Neuronal projections from the DVC and VLM to the forebrain follow multiple trajectories of catecholaminergic and non-catecholaminergic neurons (Gaykema et al., 2007
). The catecholamine pathway arises in both the VLM and the DVC. It projects heavily to the hypothalamus and is well established to activate neuroendocrine responses in context of physiological challenges (e.g. Cunningham et al., 1990
; Ericsson et al., 1994
; Bienkowski and Rinaman, 2008
;) including immune-related stimuli (Ericsson et al., 1997
; Elmquist and Saper, 1996
). Its contribution to other brain mediated sickness responses is less clear. In contrast, the non-catecholamine projections -which mainly arise from the DVC-preferentially target the external lateral parabrachial nucleus (PBel) in the pons, which then drives immune-related responses of the amygdala and bed nucleus of the stria terminalis (Tkacs and Li, 1999
; Richard et al., 2005
). This arrangement suggests that separate neurocircuitries, or parallel pathways, could mediate different aspects of sickness behavior.

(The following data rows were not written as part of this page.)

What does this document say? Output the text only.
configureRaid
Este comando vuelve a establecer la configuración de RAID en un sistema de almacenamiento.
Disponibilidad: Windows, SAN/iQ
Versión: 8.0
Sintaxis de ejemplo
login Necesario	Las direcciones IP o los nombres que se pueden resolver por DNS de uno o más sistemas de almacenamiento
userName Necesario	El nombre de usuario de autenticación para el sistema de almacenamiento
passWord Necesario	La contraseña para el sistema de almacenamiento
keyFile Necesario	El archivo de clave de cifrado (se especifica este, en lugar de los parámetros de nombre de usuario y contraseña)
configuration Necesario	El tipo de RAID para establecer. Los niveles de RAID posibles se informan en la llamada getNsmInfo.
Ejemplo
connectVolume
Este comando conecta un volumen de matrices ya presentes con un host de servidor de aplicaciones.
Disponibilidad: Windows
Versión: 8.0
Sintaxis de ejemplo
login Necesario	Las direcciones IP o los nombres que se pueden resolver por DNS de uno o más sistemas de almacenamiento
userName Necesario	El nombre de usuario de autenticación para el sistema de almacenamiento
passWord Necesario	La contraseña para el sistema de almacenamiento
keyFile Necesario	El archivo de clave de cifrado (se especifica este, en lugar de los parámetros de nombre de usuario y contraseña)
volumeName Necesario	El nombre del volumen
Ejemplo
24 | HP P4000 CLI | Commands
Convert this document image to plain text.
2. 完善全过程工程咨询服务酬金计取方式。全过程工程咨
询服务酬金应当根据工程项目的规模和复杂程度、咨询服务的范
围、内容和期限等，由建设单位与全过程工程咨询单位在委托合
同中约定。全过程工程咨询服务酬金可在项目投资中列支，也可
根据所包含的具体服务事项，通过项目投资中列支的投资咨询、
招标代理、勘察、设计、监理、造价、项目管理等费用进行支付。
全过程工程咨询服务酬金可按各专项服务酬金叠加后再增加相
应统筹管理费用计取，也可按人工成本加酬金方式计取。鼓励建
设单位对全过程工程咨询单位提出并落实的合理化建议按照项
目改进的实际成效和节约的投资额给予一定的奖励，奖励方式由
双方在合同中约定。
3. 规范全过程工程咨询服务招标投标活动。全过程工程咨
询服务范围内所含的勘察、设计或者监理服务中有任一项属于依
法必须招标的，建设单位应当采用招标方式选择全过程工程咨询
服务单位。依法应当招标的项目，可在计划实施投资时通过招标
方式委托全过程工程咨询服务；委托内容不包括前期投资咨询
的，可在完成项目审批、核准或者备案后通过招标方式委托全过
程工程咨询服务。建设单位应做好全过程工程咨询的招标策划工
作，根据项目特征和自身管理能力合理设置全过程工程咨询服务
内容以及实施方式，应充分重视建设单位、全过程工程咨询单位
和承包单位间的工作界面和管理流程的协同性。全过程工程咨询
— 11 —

As noted previously, immune challenge with LPS can lead to marked reductions in motor activity and motivated behavior that could relate to the psychological experience of “fatigue”. Fatigue is common in acute and chronic illness, but the neurological substrates involved have yet to be established. Our previous studies have indicated that suppression of hypothalamic arousal systems may contribute to reductions in behavior associated with immune challenge (Gaykema et al., 2008
; Gaykema and Goehler, 2009
; Park et al., 2008
). For the experiments reported here, we assessed exploratory motor behavior to provide an index of motivation and fatigue (Stone et al., 2006
). To determine functional relationships between the caudal brainstem and the forebrain structures involved in motivation and movement that mediate sickness-induced reductions in exploratory behavior, we addressed three questions. First, can a targeted lesion of the immune-responsive catecholaminergic pathway originating in the caudal medulla prevent LPS-induced deficits in exploratory behavior, as does DVC inactivation? The answer to this question clarifies which of the ascending projections are most relevant for the effects of LPS on behavior. Second, how does LPS change the brain activation patterns normally induced during exploratory behavior, and how does catecholamine lesion or DVC inactivation modify the pattern? The answer to this question establishes potential target brain regions relevant to behavioral deficits during sickness. Finally, if catecholamine lesion is sufficient to ameliorate deficits in exploratory behavior, what are the possible targets of these neurons (i.e. brain regions depleted from catecholaminergic input)? Those brain regions could provide the substrates that link immune challenge and behavior.